Indeed, “Horus HSM by Atos is suitable for all industrial sectors” as “it complies with the latest IoT security protocols such as LwM2M 1.1 OSCORE for machine-to-machine communications and device management in industrial IoT,” says David Leporini, IoT Security Director at Atos.

Interoperability is another parameter to take into consideration any IoT project as it is closely connected to security. IIoT requires devices to securely share-and-send data between systems into the cloud and back. Today, doing this securely is already a huge challenge for many organizations. However, the challenge will only grow as tomorrow’s IIoT environment becomes even more dynamic with organizations adding new networks and devices and finding new, as yet unimagined ways to leverage data.

“As the IIoT evolves, the need for standardization is becoming more critical, and partnership development to build trusted IIoT ecosystems is key to developing strong, sustainable IoT offerings,” says David Leporini, IoT Security Director at Atos.

Key to assuring secure interoperability in a world where tomorrow’s IIoT needs are unknown will be leveraging open standards like OSCORE LwM2M 1.1.

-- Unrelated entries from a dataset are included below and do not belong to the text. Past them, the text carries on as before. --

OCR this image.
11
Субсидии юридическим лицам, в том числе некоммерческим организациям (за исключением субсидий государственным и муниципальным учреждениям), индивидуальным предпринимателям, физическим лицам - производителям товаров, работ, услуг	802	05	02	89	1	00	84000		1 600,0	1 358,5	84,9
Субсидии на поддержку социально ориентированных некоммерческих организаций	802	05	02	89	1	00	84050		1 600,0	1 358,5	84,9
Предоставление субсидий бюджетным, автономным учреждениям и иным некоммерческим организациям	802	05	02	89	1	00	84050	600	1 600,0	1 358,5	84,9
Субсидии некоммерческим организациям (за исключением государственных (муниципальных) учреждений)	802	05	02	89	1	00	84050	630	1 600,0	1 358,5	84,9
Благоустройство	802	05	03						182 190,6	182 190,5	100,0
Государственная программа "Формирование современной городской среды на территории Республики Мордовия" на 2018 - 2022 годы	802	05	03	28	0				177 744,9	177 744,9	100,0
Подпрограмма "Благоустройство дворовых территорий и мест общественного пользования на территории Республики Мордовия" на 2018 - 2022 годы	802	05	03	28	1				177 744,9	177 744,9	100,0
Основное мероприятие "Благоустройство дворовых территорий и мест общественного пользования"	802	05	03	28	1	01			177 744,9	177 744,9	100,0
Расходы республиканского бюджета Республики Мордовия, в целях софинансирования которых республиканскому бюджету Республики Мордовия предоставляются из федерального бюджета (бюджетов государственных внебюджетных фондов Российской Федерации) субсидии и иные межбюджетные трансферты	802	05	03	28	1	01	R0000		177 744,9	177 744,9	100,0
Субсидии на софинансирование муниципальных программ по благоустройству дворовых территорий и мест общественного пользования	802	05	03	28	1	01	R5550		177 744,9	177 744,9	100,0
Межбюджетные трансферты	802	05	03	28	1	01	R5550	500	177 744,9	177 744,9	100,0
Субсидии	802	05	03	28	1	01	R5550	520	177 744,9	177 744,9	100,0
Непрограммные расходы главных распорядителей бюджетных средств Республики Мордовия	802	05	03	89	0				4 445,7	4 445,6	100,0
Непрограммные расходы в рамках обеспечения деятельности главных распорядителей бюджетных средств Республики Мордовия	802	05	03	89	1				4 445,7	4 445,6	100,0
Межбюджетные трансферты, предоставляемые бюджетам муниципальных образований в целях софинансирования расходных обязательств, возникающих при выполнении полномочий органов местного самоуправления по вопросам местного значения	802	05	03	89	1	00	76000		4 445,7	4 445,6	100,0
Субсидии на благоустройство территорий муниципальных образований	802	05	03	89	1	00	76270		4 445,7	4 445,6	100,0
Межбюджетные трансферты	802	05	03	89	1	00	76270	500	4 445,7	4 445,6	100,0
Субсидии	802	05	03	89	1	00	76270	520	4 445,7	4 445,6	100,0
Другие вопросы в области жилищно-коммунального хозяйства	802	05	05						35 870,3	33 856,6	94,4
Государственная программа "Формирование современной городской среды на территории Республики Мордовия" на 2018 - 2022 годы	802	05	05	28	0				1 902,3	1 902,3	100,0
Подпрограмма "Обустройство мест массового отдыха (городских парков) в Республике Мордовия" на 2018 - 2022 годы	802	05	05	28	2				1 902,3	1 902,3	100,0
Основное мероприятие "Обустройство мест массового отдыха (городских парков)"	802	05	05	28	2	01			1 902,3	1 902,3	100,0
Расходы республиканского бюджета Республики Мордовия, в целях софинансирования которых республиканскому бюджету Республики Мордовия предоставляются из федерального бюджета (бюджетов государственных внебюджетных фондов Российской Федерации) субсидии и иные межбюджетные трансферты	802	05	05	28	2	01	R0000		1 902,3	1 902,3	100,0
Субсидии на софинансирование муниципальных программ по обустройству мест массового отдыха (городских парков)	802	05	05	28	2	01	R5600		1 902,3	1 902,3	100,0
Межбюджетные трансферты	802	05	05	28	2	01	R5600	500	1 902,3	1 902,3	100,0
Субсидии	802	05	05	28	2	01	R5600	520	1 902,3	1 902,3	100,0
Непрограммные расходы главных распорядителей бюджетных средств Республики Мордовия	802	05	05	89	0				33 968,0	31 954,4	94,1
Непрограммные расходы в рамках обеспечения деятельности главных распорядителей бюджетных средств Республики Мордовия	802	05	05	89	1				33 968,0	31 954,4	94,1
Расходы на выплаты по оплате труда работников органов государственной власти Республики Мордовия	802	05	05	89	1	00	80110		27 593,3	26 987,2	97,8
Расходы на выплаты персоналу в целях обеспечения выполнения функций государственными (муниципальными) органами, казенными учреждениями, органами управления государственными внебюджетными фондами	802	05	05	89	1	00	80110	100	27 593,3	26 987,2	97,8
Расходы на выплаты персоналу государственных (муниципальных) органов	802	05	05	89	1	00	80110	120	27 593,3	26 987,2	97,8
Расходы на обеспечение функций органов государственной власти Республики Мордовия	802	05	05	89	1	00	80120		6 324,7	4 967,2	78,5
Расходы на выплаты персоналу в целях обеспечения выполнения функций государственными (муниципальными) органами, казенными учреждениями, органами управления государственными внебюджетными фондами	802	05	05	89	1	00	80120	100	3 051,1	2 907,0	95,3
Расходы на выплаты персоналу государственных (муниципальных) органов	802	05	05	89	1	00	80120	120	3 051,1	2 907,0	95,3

OSCORE LwM2M 1.1: Foundational Services for Sustainable IIoT 

The LwM2M standard dedicated to resource-constrained devices has been developed with key security features in mind. The LwM2M based on Constrained Application Protocol (CoAP) utilizes TLS protocol on TCP/IP networks and DTLS protocol on datagram networks which were specially designed to protect messages from being intercepted, modified and falsified on the object’s network.

“These protocols are a standard within the IoT world,” says David Navarro, CPO & co-founder of IoTerop and Wakaama Principal Maintainer. “They ensure that device authentication is used prior to a new sensor admission onto the IoT network and communications between all the IoT elements is secure (thanks to cryptology mechanisms) using light but powerful cryptographic algorithms,” he adds.

Also, it is important to note that DTLS has little impact in terms of computing power and memory as it was designed specifically for constrained devices.

“LwM2M offers a dynamic way to handle security across the overall IoT device’s life cycle: security keys can be provisioned automatically and remotely (bootstrap server) at device initialization time, they can be changed over-the-air at any time, and the device itself can be ‘locked and wiped’ if it appears to be compromised”, says Hatem Oueslati, IoTerop’s CEO.

Combining LwM2M and HSM technologies including security keys generation, exchange and integrity check helps IoT device makers and solution vendors to reduce significant hurdles. The newer version of the LwM2M 1.1 includes OSCORE and adds support for TCP. Both DTLS and TLS can now be used to secure communications. OSCORE is a major improvement for constrained networks since it can be used to secure the data and device management interaction flows at the application level. The major difference with the previous approach is the reduction of the overall security footprint providing end-to-end payload encryption and authentication with light but robust mechanisms and making it perfectly operable on LPWAN networks (e.g. NB-IoT or LoRaWAN).